Source: Marshall's Harmonic Measure Chapter 2 Problem 8
I have been working on this problem the entire day, and I could not figure out a way to crack it.
Question: Let $u(z)$ be the Poisson integral of $f \in L^2(\overline{\mathbb{D}})$. Use Green's theorem to show$$\frac{1}{2\pi} \int |f - f(0)|^2 = \frac{2}{\pi} \int \int_{\mathbb{D}} |\nabla u(z)|^2 \log\frac{1}{|z|} \, dx dy.$$
Hints(copy from the book): Replace $f$ by $u(re^{i \theta})$, use the identity $\Delta |u|^2 = 4 |\nabla u|^2$ and Green's theorem, and send $r \to 1$.

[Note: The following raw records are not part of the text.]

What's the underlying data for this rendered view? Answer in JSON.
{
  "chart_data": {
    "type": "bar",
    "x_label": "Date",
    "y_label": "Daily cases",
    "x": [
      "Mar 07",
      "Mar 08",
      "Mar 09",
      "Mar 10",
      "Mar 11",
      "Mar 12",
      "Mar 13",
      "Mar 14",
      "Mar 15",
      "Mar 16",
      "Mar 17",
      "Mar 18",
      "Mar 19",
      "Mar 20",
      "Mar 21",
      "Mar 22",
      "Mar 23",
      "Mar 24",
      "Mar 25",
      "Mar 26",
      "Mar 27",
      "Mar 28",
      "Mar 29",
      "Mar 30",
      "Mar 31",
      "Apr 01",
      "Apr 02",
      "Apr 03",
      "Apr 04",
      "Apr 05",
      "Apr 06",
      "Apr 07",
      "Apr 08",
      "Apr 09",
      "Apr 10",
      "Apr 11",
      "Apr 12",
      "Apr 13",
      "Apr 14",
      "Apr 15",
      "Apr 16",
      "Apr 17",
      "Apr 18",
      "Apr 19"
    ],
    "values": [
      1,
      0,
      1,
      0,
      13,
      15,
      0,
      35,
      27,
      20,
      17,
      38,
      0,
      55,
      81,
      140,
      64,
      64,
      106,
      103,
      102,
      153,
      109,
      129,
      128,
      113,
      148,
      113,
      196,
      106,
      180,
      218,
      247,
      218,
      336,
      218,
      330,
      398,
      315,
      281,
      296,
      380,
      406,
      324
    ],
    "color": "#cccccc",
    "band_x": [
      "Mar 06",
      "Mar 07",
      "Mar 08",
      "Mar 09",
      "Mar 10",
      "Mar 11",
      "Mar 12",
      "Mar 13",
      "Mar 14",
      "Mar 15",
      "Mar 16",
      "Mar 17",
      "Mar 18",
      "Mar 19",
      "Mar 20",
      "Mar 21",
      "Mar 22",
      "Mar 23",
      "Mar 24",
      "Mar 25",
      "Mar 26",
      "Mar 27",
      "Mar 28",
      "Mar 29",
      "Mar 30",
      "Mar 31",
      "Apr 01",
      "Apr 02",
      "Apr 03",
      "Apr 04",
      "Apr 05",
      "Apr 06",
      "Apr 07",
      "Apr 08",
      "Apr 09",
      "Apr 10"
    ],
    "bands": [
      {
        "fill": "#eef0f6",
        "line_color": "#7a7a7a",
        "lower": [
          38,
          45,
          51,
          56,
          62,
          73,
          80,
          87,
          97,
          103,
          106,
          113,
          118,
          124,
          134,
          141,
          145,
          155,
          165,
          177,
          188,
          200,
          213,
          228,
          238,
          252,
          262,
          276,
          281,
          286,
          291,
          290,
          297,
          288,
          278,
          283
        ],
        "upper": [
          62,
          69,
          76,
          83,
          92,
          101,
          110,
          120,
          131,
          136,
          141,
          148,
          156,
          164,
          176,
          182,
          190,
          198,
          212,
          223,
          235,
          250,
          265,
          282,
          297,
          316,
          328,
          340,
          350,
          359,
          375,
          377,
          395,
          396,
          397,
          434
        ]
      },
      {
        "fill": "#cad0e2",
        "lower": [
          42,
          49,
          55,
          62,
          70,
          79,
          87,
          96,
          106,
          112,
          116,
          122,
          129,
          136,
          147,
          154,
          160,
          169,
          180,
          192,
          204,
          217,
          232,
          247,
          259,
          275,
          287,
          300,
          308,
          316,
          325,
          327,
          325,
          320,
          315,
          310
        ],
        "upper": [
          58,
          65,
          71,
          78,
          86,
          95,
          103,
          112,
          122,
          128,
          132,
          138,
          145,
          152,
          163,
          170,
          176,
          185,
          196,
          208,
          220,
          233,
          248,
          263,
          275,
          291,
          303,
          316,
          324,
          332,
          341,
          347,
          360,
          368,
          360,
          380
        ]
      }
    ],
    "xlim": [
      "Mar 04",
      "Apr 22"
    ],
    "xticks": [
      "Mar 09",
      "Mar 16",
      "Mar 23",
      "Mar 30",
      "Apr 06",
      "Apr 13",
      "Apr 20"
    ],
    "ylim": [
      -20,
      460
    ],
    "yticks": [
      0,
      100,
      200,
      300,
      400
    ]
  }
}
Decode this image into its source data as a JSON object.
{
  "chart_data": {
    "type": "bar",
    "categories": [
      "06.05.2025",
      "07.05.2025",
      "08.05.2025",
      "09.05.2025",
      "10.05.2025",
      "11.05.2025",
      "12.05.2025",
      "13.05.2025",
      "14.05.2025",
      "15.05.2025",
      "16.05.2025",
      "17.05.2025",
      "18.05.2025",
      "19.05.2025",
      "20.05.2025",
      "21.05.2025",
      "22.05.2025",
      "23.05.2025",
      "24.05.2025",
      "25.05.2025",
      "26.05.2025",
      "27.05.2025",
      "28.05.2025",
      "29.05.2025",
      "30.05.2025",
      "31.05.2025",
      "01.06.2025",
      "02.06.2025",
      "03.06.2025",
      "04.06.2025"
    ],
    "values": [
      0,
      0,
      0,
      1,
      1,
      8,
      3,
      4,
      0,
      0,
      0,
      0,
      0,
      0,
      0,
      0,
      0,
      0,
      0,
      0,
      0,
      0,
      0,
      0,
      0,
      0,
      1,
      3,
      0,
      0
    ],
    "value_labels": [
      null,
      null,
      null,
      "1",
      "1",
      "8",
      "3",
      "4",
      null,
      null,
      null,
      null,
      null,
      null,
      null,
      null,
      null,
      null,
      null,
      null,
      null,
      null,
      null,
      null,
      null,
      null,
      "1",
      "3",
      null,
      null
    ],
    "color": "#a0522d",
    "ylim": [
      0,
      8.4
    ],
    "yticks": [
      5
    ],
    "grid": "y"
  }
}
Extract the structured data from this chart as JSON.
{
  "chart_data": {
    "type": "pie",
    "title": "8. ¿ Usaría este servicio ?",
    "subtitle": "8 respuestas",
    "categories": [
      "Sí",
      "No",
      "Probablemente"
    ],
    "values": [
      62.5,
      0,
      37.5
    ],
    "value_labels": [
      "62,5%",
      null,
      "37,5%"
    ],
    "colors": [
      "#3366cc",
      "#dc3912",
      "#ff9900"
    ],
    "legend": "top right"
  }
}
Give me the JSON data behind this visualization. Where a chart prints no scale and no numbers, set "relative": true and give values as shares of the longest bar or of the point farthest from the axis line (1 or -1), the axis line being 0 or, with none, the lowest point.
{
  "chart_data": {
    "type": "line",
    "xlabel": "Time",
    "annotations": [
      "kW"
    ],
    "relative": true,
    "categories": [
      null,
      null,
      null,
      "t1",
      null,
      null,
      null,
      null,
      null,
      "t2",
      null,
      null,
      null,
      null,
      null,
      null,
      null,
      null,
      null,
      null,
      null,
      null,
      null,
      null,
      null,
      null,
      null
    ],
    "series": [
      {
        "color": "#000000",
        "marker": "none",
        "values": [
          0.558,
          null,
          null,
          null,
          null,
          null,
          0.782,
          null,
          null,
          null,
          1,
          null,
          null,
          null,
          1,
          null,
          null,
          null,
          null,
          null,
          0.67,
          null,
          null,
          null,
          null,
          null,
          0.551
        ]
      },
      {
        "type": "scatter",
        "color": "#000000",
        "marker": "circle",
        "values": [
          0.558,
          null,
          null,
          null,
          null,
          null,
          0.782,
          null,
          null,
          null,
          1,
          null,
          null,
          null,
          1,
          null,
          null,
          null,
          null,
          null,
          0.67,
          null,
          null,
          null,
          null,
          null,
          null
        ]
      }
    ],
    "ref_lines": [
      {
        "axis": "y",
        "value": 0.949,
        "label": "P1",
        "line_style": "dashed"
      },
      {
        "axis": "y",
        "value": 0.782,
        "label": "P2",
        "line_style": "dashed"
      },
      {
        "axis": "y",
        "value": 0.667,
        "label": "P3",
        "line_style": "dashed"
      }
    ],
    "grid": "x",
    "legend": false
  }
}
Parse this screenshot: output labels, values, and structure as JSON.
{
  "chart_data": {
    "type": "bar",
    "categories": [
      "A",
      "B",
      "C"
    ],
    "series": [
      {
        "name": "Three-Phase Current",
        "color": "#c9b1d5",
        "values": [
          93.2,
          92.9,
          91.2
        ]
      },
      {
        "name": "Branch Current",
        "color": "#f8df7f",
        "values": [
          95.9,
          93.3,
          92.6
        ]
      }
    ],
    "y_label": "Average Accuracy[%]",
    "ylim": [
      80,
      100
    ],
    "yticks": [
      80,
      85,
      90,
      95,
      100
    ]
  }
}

What I have tried: I tried to start with an easy case where $f(0) = 0$. Then, by Green's identity ($\int_U \Delta u \, dx = \int_{\partial U}\frac{\partial u}{\partial n} \, dS$), I could see that $$\frac{d}{dr} \frac{1}{2\pi} \int_{0}^{2\pi} |u(re^{i \theta})|^2 \, d\theta =\frac{2}{\pi r} \int \int_{r \mathbb{D}} |\nabla u|^2 \, dx dy,$$and we could take the limit $r \to 1$. However, I am stuck after this step, nor was I entirely sure the above observation is helpful.